Nisa 97: KENDİLERİNE YAZIK EDEN KİMSELERE MELEKLER, CANLARINI ALIRKEN: «NE İŞ DE İDİNİZ!» DEDİLER. BUNLAR: «BİZ YERYÜZÜNDE ÇARESİZDİK» DİYE CEVAP VERDİLER. MELEKLER DE: «ALLAH’IN YERİ GENİŞ DEĞİL MİYDİ? HİCRET ETSEYDİNİZ YA!» DEDİLER. İŞTE ONLARIN BARINAĞI CEHENNEMDİR; ORASI NE KÖTÜ BİR GİDİŞ YERİDİR. (Diyanet vakfı meali)

Önce bu ayette bahsedilen konunun ne olduğunu, doğru anlamalıyız. Bu sözler neden söylenmiş ve bu örnek ayet bizlere ne anlatıyor. Gerçekten de kabir azabına delil olabilecek bir bilgi var mı? Bu ayetin öncesi ayetlere baktığımızda, Resulün döneminde, Müslümanlara yapılan saldırılara karşı, ALLAH’IN RESULÜ İLE BİRLİKTE HAREKET ETMEKTEN, ONUN YANINDA SAVAŞMAKTAN KAÇAN, GEREKSİZ VE NEDENSİZ BAHANELER UYDURANLAR İLE SAVAŞA GİDİP, ALLAH YOLUNDA SAVAŞANLARLA BİR TUTULMAYACAĞI ANLATILIYOR.

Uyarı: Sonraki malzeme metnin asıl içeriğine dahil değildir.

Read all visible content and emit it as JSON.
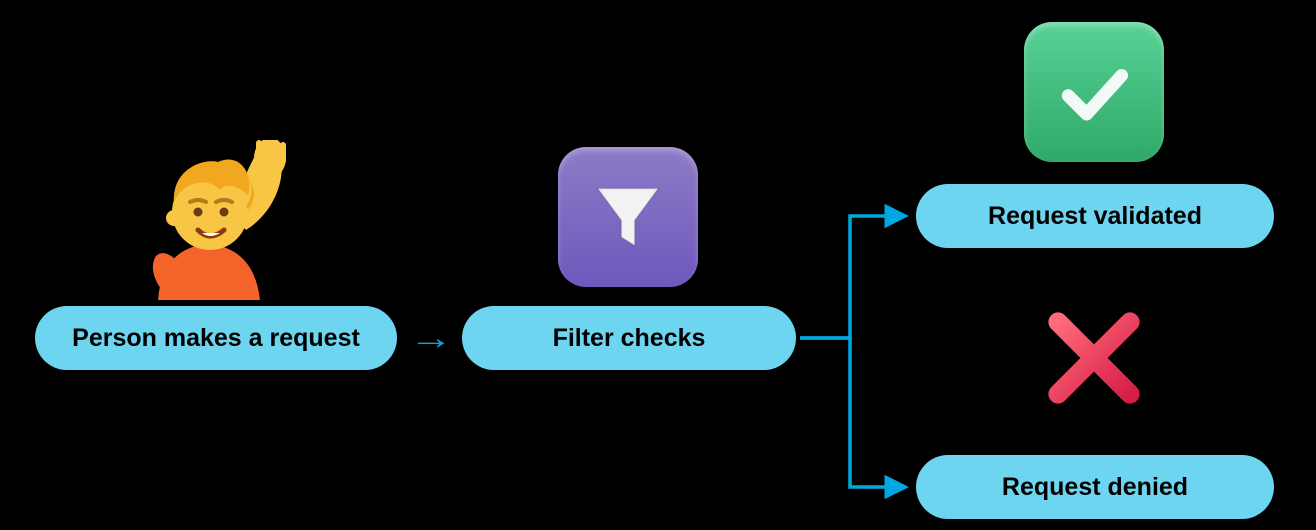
{
  "steps": {
    "request": "Person makes a request",
    "filter": "Filter checks",
    "validated": "Request validated",
    "denied": "Request denied"
  },
  "icons": {
    "person": "person-raising-hand",
    "filter": "filter",
    "check": "checkmark",
    "cross": "cross"
  },
  "colors": {
    "pill": "#6ed5f0",
    "arrow": "#00a7e0",
    "filter_tile": "#6e58bd",
    "check_tile": "#2fa969",
    "cross": "#ec355a"
  }
}
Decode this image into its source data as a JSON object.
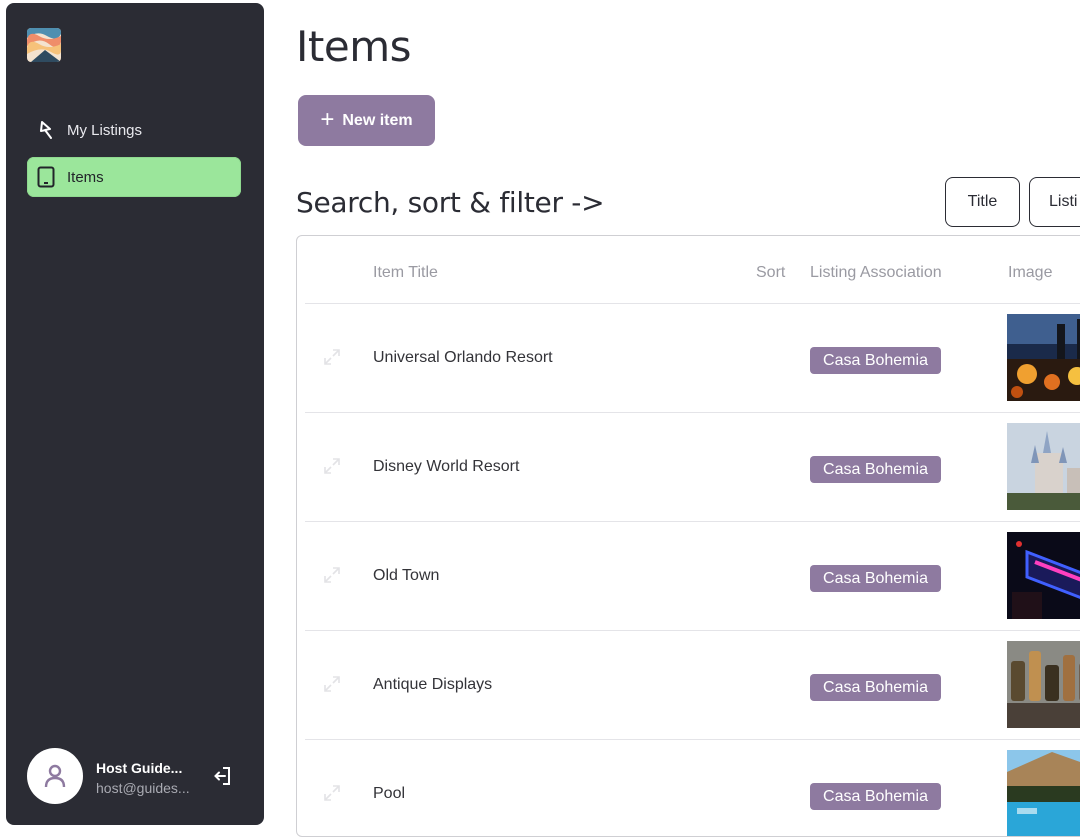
{
  "sidebar": {
    "items": [
      {
        "label": "My Listings",
        "icon": "bolt-icon"
      },
      {
        "label": "Items",
        "icon": "tablet-icon",
        "active": true
      }
    ],
    "active_color": "#9be69b",
    "user": {
      "name": "Host Guide...",
      "email": "host@guides..."
    }
  },
  "main": {
    "title": "Items",
    "new_button_label": "New item",
    "section_title": "Search, sort & filter ->",
    "filter_buttons": [
      "Title",
      "Listi"
    ],
    "table": {
      "columns": [
        "Item Title",
        "Sort",
        "Listing Association",
        "Image"
      ],
      "rows": [
        {
          "title": "Universal Orlando Resort",
          "listing": "Casa Bohemia",
          "image": "night-crowd-photo"
        },
        {
          "title": "Disney World Resort",
          "listing": "Casa Bohemia",
          "image": "castle-photo"
        },
        {
          "title": "Old Town",
          "listing": "Casa Bohemia",
          "image": "neon-sign-photo"
        },
        {
          "title": "Antique Displays",
          "listing": "Casa Bohemia",
          "image": "bottles-photo"
        },
        {
          "title": "Pool",
          "listing": "Casa Bohemia",
          "image": "pool-photo"
        }
      ]
    }
  },
  "colors": {
    "sidebar_bg": "#2b2c34",
    "accent": "#8e7aa0",
    "active": "#9be69b"
  }
}
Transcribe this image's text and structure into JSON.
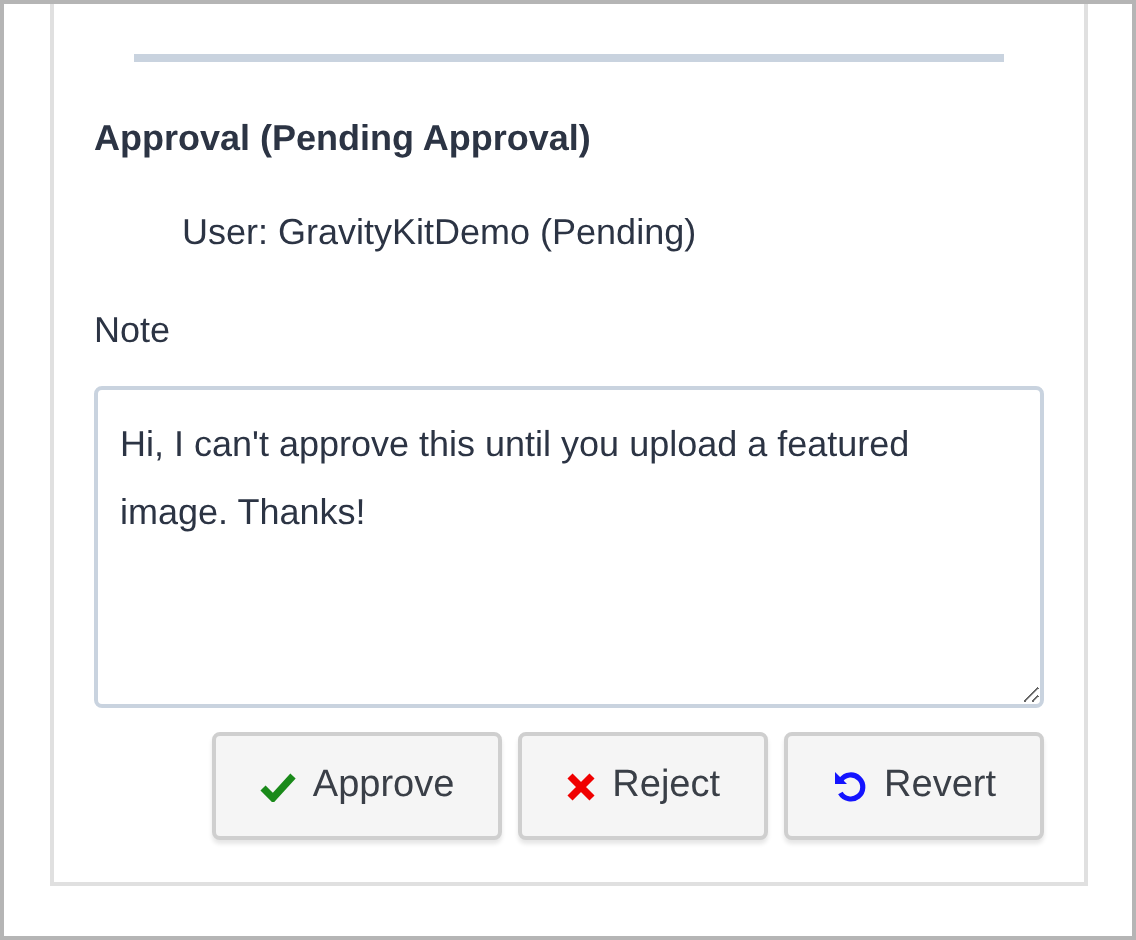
{
  "section": {
    "title": "Approval (Pending Approval)",
    "approvers": [
      {
        "text": "User: GravityKitDemo (Pending)"
      }
    ],
    "note": {
      "label": "Note",
      "value": "Hi, I can't approve this until you upload a featured image. Thanks!"
    },
    "buttons": [
      {
        "kind": "approve",
        "label": "Approve"
      },
      {
        "kind": "reject",
        "label": "Reject"
      },
      {
        "kind": "revert",
        "label": "Revert"
      }
    ]
  }
}
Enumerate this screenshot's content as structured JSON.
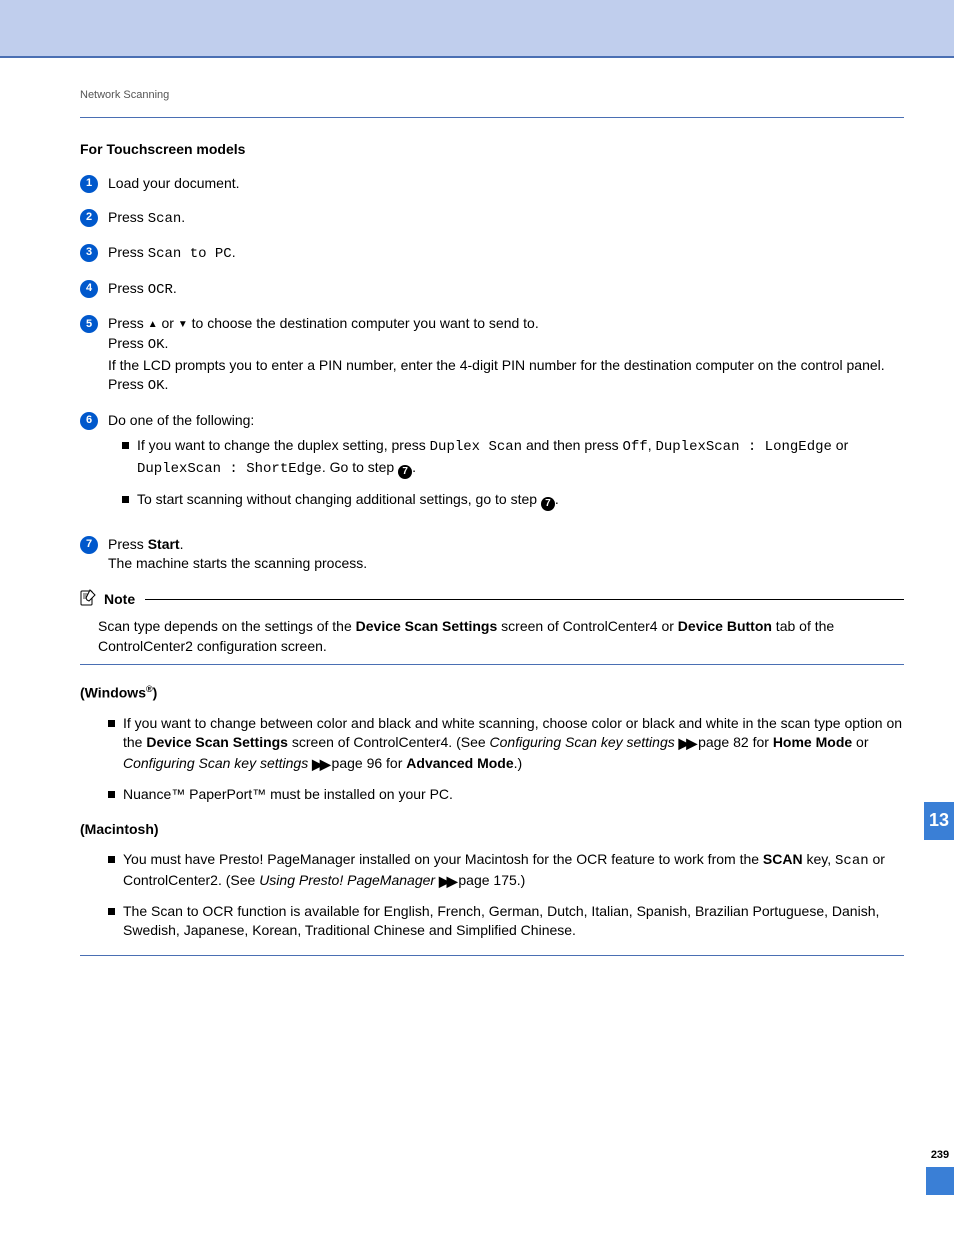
{
  "breadcrumb": "Network Scanning",
  "section_heading": "For Touchscreen models",
  "steps": {
    "s1": "Load your document.",
    "s2_pre": "Press ",
    "s2_mono": "Scan",
    "s3_pre": "Press ",
    "s3_mono": "Scan to PC",
    "s4_pre": "Press ",
    "s4_mono": "OCR",
    "s5_l1a": "Press ",
    "s5_l1b": " or ",
    "s5_l1c": " to choose the destination computer you want to send to.",
    "s5_l2a": "Press ",
    "s5_l2b": "OK",
    "s5_l3": "If the LCD prompts you to enter a PIN number, enter the 4-digit PIN number for the destination computer on the control panel.",
    "s5_l4a": "Press ",
    "s5_l4b": "OK",
    "s6_l1": "Do one of the following:",
    "s6_b1a": "If you want to change the duplex setting, press ",
    "s6_b1m1": "Duplex Scan",
    "s6_b1b": " and then press ",
    "s6_b1m2": "Off",
    "s6_b1c": ", ",
    "s6_b1m3": "DuplexScan : LongEdge",
    "s6_b1d": " or ",
    "s6_b1m4": "DuplexScan : ShortEdge",
    "s6_b1e": ". Go to step ",
    "s6_b2a": "To start scanning without changing additional settings, go to step ",
    "s7_l1a": "Press ",
    "s7_l1b": "Start",
    "s7_l2": "The machine starts the scanning process."
  },
  "note": {
    "title": "Note",
    "body_a": "Scan type depends on the settings of the ",
    "body_b": "Device Scan Settings",
    "body_c": " screen of ControlCenter4 or ",
    "body_d": "Device Button",
    "body_e": " tab of the ControlCenter2 configuration screen."
  },
  "win": {
    "heading_a": "(Windows",
    "heading_b": ")",
    "b1a": "If you want to change between color and black and white scanning, choose color or black and white in the scan type option on the ",
    "b1b": "Device Scan Settings",
    "b1c": " screen of ControlCenter4. (See ",
    "b1d": "Configuring Scan key settings",
    "b1e": " page 82 for ",
    "b1f": "Home Mode",
    "b1g": " or ",
    "b1h": "Configuring Scan key settings",
    "b1i": " page 96 for ",
    "b1j": "Advanced Mode",
    "b1k": ".)",
    "b2": "Nuance™ PaperPort™ must be installed on your PC."
  },
  "mac": {
    "heading": "(Macintosh)",
    "b1a": "You must have Presto! PageManager installed on your Macintosh for the OCR feature to work from the ",
    "b1b": "SCAN",
    "b1c": " key, ",
    "b1m": "Scan",
    "b1d": " or ControlCenter2. (See ",
    "b1e": "Using Presto! PageManager",
    "b1f": " page 175.)",
    "b2": "The Scan to OCR function is available for English, French, German, Dutch, Italian, Spanish, Brazilian Portuguese, Danish, Swedish, Japanese, Korean, Traditional Chinese and Simplified Chinese."
  },
  "side_tab": "13",
  "page_number": "239",
  "glyphs": {
    "up": "▲",
    "down": "▼",
    "reg": "®",
    "dbl": "▶▶"
  }
}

Nisa 97. ayette de, savaştan kaçanların örneği veriliyor ve diyor ki: Böyle insanlar ölürken yani melekler canlarını alırken onlara şöyle soru sordular diyor. ”HANGİ SEBEPLE ALLAH’IN RESULÜNÜN YANINDA OLMADINIZ” Allah’ın Resulünü savunmaktan kaçan gönülsüz olanlarda, şöyle bahane bularak cevap vermişler. “BİZ GÜÇSÜZ, ÇARESİZ DURUMDAYDIK, ONUN İÇİN YARDIMCI OLAMADIK” Tabi bu cevabın doğru olmadığı ve yalan söylediklerinin örneği veriliyor ayette. Bu ayeti Nahl suresi 28. ayet ile birlikte anlamalıyız. KENDİLERİNE ZULMEDERLERKEN, MELEKLERİN CANLARINI ALDIKLARI KİMSELER, “BİZ HİÇBİR KÖTÜLÜK YAPMIYORDUK” DİYEREK TESLİM OLURLAR. MELEKLER ONLARA ŞÖYLE DER: “HAYIR, ALLAH, SİZİN YAPTIKLARINIZI ÇOK İYİ BİLENDİR.” Ayrıca ölüm melekleri ile Enam suresi 61. ayeti de hatırlamakta fayda var. “O, KULLARININ ÜSTÜNDE YEGÂNE KUDRET VE TASARRUF SAHİBİDİR. SİZE KORUYUCULAR GÖNDERİR. NİHAYET BİRİNİZE ÖLÜM GELDİ Mİ, ELÇİLERİMİZ ONUN CANINI ALIRLAR. ONLAR VAZİFEDE KUSUR ETMEZLER.” (Enam 61)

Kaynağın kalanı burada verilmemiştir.